24x^{2}-82x+63=0

All equations of the form ax^{2}+bx+c=0 can be solved using the quadratic formula: \frac{-b±\sqrt{b^{2}-4ac}}{2a}. The quadratic formula gives two solutions, one when ± is addition and one when it is subtraction.

x=\frac{-\left(-82\right)±\sqrt{\left(-82\right)^{2}-4\times 24\times 63}}{2\times 24}

This equation is in standard form: ax^{2}+bx+c=0. Substitute 24 for a, -82 for b, and 63 for c in the quadratic formula, \frac{-b±\sqrt{b^{2}-4ac}}{2a}.

x=\frac{-\left(-82\right)±\sqrt{6724-4\times 24\times 63}}{2\times 24}

Square -82.

x=\frac{-\left(-82\right)±\sqrt{6724-96\times 63}}{2\times 24}

Multiply -4 times 24.

x=\frac{-\left(-82\right)±\sqrt{6724-6048}}{2\times 24}

Multiply -96 times 63.

x=\frac{-\left(-82\right)±\sqrt{676}}{2\times 24}

Add 6724 to -6048.

x=\frac{-\left(-82\right)±26}{2\times 24}

Take the square root of 676.

x=\frac{82±26}{2\times 24}

The opposite of -82 is 82.

x=\frac{82±26}{48}

Multiply 2 times 24.

x=\frac{108}{48}

Now solve the equation x=\frac{82±26}{48} when ± is plus. Add 82 to 26.

x=\frac{9}{4}

Reduce the fraction \frac{108}{48} to lowest terms by extracting and canceling out 12.

x=\frac{56}{48}

Now solve the equation x=\frac{82±26}{48} when ± is minus. Subtract 26 from 82.

x=\frac{7}{6}

Reduce the fraction \frac{56}{48} to lowest terms by extracting and canceling out 8.

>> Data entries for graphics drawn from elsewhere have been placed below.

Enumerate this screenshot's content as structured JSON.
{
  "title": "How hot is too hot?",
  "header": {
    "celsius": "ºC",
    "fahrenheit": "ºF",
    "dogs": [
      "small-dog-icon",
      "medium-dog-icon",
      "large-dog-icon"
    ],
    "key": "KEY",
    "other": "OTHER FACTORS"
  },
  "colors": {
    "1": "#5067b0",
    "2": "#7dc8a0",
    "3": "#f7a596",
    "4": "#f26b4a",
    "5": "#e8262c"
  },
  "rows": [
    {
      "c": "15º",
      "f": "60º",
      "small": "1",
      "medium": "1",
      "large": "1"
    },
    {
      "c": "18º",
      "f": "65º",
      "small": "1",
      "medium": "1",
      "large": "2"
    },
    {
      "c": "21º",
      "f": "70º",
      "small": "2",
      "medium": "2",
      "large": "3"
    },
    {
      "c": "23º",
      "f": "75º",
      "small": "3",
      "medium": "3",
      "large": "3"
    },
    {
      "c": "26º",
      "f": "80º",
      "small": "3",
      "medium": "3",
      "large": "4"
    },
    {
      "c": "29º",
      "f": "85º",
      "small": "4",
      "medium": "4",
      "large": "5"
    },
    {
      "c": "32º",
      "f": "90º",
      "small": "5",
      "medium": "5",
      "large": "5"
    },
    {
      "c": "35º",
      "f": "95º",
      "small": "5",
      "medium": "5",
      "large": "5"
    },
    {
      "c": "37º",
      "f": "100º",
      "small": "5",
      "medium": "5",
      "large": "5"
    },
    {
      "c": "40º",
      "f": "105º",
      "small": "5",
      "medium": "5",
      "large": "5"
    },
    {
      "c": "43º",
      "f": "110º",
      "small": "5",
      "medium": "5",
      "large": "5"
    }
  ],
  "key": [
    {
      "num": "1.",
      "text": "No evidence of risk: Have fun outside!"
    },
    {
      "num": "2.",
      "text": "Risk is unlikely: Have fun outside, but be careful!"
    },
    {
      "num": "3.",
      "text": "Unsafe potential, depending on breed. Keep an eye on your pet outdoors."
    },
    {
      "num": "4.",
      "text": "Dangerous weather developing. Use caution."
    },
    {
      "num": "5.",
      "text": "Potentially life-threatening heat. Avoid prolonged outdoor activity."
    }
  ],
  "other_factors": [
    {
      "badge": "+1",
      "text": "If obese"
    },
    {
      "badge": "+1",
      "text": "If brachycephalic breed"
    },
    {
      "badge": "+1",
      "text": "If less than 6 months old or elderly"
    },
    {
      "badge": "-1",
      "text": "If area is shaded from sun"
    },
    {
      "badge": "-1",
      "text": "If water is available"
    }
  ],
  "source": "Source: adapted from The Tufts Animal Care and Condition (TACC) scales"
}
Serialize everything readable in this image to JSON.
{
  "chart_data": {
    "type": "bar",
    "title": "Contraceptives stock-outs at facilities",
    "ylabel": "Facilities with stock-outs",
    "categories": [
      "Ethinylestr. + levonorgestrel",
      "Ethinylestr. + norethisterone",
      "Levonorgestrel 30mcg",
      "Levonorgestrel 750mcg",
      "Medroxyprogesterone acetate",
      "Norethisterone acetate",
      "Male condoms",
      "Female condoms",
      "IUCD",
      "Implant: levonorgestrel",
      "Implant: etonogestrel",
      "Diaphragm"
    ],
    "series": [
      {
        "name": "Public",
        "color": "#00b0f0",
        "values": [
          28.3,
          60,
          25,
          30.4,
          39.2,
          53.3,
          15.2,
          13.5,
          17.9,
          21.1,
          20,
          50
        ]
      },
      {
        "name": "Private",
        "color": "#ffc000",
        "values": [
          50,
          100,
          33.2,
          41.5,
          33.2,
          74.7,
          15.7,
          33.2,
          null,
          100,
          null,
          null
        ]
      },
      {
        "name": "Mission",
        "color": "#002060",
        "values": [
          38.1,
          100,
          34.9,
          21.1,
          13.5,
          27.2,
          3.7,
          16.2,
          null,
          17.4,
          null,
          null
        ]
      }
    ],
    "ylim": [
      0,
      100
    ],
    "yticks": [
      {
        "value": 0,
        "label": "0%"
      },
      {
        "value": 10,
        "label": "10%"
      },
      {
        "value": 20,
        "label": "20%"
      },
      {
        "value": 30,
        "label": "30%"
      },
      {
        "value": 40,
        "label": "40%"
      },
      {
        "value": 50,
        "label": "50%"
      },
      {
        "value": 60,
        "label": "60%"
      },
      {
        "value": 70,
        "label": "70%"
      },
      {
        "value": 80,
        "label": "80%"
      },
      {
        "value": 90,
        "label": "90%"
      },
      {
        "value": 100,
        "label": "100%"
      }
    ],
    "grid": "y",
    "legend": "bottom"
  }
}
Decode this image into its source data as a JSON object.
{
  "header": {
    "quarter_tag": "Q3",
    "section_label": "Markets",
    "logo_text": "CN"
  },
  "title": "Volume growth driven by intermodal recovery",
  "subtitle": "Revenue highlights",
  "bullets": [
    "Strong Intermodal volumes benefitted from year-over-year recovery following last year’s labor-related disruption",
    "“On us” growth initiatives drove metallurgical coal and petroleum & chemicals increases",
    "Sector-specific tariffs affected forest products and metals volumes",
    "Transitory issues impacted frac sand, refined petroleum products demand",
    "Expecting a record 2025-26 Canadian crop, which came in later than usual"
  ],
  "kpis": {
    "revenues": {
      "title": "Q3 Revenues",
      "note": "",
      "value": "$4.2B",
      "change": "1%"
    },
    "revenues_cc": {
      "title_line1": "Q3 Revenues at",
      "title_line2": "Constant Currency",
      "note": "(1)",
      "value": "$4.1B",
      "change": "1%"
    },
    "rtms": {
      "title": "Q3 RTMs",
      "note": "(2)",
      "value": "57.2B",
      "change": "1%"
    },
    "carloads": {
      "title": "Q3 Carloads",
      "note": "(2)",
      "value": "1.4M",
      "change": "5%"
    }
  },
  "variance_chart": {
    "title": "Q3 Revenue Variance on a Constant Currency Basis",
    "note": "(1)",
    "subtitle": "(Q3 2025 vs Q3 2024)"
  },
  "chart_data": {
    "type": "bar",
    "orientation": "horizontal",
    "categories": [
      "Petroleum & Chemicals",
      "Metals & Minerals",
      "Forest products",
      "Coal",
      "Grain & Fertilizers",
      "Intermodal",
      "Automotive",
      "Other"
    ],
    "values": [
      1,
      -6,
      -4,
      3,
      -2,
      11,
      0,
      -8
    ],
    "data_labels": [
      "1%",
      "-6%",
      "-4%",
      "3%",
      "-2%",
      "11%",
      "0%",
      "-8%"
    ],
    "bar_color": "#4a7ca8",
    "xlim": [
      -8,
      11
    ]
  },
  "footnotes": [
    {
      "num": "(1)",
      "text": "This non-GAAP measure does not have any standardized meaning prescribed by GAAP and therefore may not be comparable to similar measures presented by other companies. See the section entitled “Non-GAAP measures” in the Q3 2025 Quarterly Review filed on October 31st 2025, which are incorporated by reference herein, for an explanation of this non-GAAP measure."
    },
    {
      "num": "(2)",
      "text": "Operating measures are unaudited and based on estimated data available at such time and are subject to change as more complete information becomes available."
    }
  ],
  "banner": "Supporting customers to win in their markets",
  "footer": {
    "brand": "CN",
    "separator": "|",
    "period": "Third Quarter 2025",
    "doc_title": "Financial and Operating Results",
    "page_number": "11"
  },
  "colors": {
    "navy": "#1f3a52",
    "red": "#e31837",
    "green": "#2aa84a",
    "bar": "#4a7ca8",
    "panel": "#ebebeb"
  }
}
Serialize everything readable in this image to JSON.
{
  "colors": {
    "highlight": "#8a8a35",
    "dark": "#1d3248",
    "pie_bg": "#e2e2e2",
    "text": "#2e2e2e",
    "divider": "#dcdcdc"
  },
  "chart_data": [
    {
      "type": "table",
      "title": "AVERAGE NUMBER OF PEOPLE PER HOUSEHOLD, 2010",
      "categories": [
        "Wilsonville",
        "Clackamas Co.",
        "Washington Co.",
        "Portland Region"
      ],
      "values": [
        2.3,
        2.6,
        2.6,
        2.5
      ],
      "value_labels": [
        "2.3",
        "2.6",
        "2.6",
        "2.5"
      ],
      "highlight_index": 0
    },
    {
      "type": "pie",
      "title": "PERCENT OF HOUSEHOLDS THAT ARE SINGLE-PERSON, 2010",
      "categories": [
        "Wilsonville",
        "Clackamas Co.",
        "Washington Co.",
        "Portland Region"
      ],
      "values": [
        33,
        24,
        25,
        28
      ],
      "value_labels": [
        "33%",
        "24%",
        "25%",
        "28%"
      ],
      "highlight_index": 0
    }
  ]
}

x=\frac{9}{4} x=\frac{7}{6}

The equation is now solved.

24x^{2}-82x+63=0

Quadratic equations such as this one can be solved by completing the square. In order to complete the square, the equation must first be in the form x^{2}+bx=c.

24x^{2}-82x+63-63=-63

Subtract 63 from both sides of the equation.

24x^{2}-82x=-63

Subtracting 63 from itself leaves 0.

\frac{24x^{2}-82x}{24}=-\frac{63}{24}

Divide both sides by 24.

x^{2}+\left(-\frac{82}{24}\right)x=-\frac{63}{24}

Dividing by 24 undoes the multiplication by 24.

x^{2}-\frac{41}{12}x=-\frac{63}{24}

Reduce the fraction \frac{-82}{24} to lowest terms by extracting and canceling out 2.

x^{2}-\frac{41}{12}x=-\frac{21}{8}

Reduce the fraction \frac{-63}{24} to lowest terms by extracting and canceling out 3.

x^{2}-\frac{41}{12}x+\left(-\frac{41}{24}\right)^{2}=-\frac{21}{8}+\left(-\frac{41}{24}\right)^{2}

Divide -\frac{41}{12}, the coefficient of the x term, by 2 to get -\frac{41}{24}. Then add the square of -\frac{41}{24} to both sides of the equation. This step makes the left hand side of the equation a perfect square.

x^{2}-\frac{41}{12}x+\frac{1681}{576}=-\frac{21}{8}+\frac{1681}{576}

Square -\frac{41}{24} by squaring both the numerator and the denominator of the fraction.

x^{2}-\frac{41}{12}x+\frac{1681}{576}=\frac{169}{576}

Add -\frac{21}{8} to \frac{1681}{576} by finding a common denominator and adding the numerators. Then reduce the fraction to lowest terms if possible.

\left(x-\frac{41}{24}\right)^{2}=\frac{169}{576}

Factor x^{2}-\frac{41}{12}x+\frac{1681}{576}. In general, when x^{2}+bx+c is a perfect square, it can always be factored as \left(x+\frac{b}{2}\right)^{2}.

\sqrt{\left(x-\frac{41}{24}\right)^{2}}=\sqrt{\frac{169}{576}}

Take the square root of both sides of the equation.

x-\frac{41}{24}=\frac{13}{24} x-\frac{41}{24}=-\frac{13}{24}

Simplify.

x=\frac{9}{4} x=\frac{7}{6}

Add \frac{41}{24} to both sides of the equation.